Le tribunal d'instance de Clermont-Ferrand a débouté, mardi 4 avril, le propriétaire d'une chienne qui demandait la reconnaissance de la souffrance de son épagneule, fécondée par le chien d'un voisin, rapporte France Bleu Pays d'Auvergne.

Cet habitant de Meisseix, dans le Puy-de-Dôme, a assigné son voisin devant le tribunal pour la saillie non désirée de sa chienne, alors en chaleur. En 2014, le chien du voisin est venu, sans permission, féconder la chienne du requérant. La chienne Eden, un épagneul breton, a eu des complications suite à sa mise bas. Le vétérinaire a dû procéder à l'ablation de son utérus.

"Les animaux sont des êtres vivants doués de sensibilité"

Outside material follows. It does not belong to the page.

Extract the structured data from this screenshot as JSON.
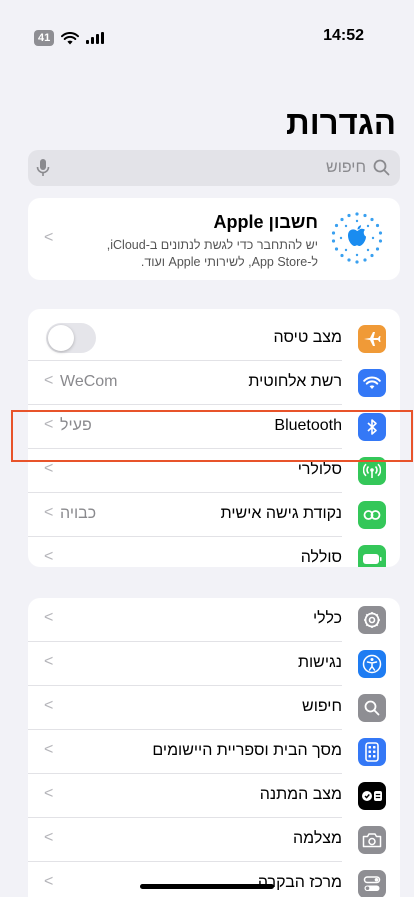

Lors de l'audience, le 31 janvier 2017, l'avocat du propriétaire de la chienne avait demandé le remboursement des frais vétérinaires et du trajet jusqu'à la clinique vétérinaire, ainsi que 2 000 euros de dommages et intérêts liés au fait que l'animal ne puisse plus se reproduire, et 2 000 euros "au titre du préjudice découlant des souffrances endurées par sa chienne."

Maître Jean-Hubert Portejoie, s'était appuyé sur l’article 515-14 du Code civil, créé par la loi du 16 février 2015, qui a défini un nouveau statut juridique de l’animal et stipule que "les animaux sont des êtres vivants doués de sensibilité."